Yeonhee paham maksud ayahnya. "Oh Ok Appa... Sini biar aku bantu."
"Dave, Bapak tinggal dulu ya sebentar. Kamu bincang-bincang sama Charice dulu ya!"
"Oh, baik Pak!"
Mereka berdua pun meninggalkan Charice berdua di area kolam renang.
Mereka berdua tampak kikuk tidak ada bahan obrolan.
"Kamu suka apa Char?" tanya David membuka obrolan.
"Aku suka..." Charice berpikir sejenak. "Coklat."
"Yaudah lain kali saya akan bawakan kamu coklat."
Charice merasa aneh karena sifat David yang tidak bisa ia mengerti.
"Bapak mau kesini lagi lain kali?"
"Boleh kan?"
"Kalo Appa aku ngijinin ya boleh aja."
Charice sebenarnya ingin membahas mengenai kejadian malam itu namun ia bingung harus memulai dari mana.

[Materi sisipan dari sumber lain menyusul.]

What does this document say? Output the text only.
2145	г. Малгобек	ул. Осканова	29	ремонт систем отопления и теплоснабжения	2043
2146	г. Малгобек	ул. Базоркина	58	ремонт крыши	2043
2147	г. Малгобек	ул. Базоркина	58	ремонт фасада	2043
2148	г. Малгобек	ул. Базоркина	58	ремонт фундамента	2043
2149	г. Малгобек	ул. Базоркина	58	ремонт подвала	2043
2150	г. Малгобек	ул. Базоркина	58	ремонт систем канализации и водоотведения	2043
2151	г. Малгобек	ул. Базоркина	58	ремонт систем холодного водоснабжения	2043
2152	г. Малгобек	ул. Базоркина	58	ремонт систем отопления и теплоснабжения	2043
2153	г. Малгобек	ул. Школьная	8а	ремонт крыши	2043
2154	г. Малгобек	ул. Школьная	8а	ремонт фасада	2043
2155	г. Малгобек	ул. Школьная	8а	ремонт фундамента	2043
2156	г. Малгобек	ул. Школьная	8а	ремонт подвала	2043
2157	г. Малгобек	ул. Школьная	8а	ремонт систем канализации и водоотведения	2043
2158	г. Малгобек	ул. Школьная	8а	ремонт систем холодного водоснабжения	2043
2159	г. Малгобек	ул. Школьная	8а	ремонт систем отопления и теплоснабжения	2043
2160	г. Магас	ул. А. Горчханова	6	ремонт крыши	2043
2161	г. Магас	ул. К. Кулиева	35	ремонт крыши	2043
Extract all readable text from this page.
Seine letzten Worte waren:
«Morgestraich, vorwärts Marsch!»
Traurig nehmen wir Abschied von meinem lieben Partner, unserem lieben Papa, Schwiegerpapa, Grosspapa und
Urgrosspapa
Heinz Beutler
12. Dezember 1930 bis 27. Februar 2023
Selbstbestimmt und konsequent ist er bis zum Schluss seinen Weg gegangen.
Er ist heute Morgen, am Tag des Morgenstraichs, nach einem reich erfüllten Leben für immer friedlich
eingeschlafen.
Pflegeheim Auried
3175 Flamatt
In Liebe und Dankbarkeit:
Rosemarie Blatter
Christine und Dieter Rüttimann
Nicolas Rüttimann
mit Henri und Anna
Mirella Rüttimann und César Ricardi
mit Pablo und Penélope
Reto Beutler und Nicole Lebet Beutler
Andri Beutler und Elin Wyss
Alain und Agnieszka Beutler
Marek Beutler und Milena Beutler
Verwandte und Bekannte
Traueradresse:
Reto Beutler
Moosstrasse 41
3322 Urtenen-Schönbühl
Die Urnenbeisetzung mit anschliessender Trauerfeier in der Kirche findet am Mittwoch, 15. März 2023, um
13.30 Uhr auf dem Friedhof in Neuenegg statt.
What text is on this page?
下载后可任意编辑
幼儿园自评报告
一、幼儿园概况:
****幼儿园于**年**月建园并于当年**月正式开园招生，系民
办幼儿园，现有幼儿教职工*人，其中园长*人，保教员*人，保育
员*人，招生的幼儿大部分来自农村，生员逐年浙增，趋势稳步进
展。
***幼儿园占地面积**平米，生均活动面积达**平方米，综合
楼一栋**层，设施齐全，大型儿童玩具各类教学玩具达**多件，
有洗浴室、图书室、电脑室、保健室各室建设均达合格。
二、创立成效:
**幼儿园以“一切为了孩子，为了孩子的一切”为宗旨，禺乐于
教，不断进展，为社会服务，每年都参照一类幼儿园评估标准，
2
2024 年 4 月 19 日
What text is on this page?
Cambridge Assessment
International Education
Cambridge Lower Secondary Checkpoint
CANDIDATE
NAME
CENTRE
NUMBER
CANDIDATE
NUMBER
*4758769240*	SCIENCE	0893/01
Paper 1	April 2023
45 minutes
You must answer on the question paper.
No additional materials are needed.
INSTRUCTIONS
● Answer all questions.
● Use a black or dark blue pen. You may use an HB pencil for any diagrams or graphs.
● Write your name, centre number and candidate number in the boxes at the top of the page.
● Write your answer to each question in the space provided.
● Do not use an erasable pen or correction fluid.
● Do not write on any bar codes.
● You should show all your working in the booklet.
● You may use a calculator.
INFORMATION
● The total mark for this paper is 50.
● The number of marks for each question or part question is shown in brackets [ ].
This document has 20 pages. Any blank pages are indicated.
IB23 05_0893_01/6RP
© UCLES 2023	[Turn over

"Kamu benar belum ada pacar? Saya takutnya PDKT sama kamu ternyata kamunya udah ada yang punya."
Dalam hati Charice. WHAT? PDKT? Wah, nggak salah denger kan aku?
"Eng... Enggak kok Pak. Saya nggak ada pacar." Dalam batin Charice. Maksudnya Pak David apa sih... Dia mau PDKT-an sama aku gitu? Beneran? Tapi ini cringe banget. Dia kayanya lupa deh kejadian malem itu. Iya, mungkin dia ga inget muka aku.
David meraih tangan Charice, ia menyium aroma tangan Charice. Charice diam saja, ia hanya memperhatikan wajah David yang tampan.
Charice yang gugup menarik tangannya dan dia memegangi tangannya. Dia tak berkata apa pun karena masih terkejut dengan apa yag dilakukan David. Rasanya raga Charice terbius, membuatnya tak bisa berbicara maupun melakukan apa pun. Hatinya berdebar, detak jantungnya terpacu dengan kencang. Charice merasa sesuatu yang tak biasa, sesuatu yang sudah lama yang tak pernah ia rasakan lagi.
***
Sejak kejadian malam itu, Charice tak bisa berhenti memikirkan David Park. Ia merasa jika memiliki ketertarikan dengan pria tersebut.
Pada malam itu, Charice bertukar nomor HP dengan David namun David belum juga menghubungi dirinya, padahal ini sudah seminggu sejak pertemuan malam itu.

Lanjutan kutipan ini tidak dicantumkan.